Message Received Tuesday Evening States That Palmer Adwell Was Killed in Action In France
Everyone was going about in the even tenor of his way, reading the dailies on the war situation, meeting the expense of bonds, Thrift Stamps, Red Cross, etc. with scarcely a thought of the toll of human life that hung in the balance on the different fronts occupied by American soldier boys overseas until Tuesday evening Wm. Adwell received the following message from the war Department:
Washington, D. C.,
July 2, 5:36 p.m.
“Deeply regret to inform you that cablegram from abroad advises that Private Palmer Adwell, Marine Corps, was killed in action between June second and tenth. Body will be interred abroad until end of war. Please accept my heartiest sympathy in your great loss. Your son nobly gave his life in service of his country Geo. Barrett, Major General commanding.”

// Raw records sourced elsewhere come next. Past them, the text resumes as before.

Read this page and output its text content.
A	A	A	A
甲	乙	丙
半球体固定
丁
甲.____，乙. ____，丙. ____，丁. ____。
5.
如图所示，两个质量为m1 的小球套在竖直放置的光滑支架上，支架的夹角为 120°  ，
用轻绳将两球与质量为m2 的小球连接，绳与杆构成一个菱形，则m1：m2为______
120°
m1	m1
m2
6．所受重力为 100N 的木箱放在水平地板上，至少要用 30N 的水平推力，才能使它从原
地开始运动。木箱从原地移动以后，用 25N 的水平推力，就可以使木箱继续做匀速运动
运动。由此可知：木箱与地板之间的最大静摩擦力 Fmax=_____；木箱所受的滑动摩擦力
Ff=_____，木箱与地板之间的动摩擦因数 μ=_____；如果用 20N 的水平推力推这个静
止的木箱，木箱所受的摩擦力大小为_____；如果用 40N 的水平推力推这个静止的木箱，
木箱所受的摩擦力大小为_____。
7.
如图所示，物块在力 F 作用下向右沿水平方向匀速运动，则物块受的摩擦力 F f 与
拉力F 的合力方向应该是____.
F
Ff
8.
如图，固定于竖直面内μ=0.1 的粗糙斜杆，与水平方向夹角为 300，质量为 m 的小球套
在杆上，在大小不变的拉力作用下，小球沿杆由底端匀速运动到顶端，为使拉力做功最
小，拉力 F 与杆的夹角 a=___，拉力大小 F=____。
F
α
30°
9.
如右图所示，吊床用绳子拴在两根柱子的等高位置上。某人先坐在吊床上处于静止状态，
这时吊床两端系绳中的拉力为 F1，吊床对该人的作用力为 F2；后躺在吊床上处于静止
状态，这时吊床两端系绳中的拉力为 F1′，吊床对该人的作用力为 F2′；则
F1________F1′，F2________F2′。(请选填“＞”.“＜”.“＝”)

This brings the war right home to each one of us, and should make us redouble our energy in every way to aid the government in the prosecution of the war to a successful termination. Every man and woman at home regardless of all else should put their shoulder to the load and by unanimous and united action of all to the end that success will crown our arms in the briefest space of time possible.
Palmer Adwell was born at Iroquois, Illinois, on April 16, 1898. When ten years of age he came to Renville with his parents in 1908. He attended our schools and for some time worked for Bottge & Hassinger. When the call was made for troops to go to the border at Leo Grande, Texas in 1916 he enlisted in Company H of the Third Regiment National Guard, at Olivia. At the end of that campaign he was honorably discharged and returned home.
In April of last year when President Wilson issued his proclamation of war against Germany and called for volunteers Palmer was among the first who responded to the call by enlisting in the Marine Corps. He was stationed in California for a time and then was sent to Quantico, Va. While here he was granted a furlough to come home and spend Christmas with his folks. He looked so well at that time and met a hearty welcome home. Early in the spring he left for France and gradually worked to the front line trenches where he was giving a good account of himself until the final summons cam on the field of battle. Palmer was a good and fearless soldier, one who would never flinch when going “over the top” and he met his death like the true soldier he was. This is only the first fatality. With so many “over there” we know not what a day may bring forth.
Memorial service will be held on his death at the M. E. church on Sunday afternoon at 3:00 o’clock.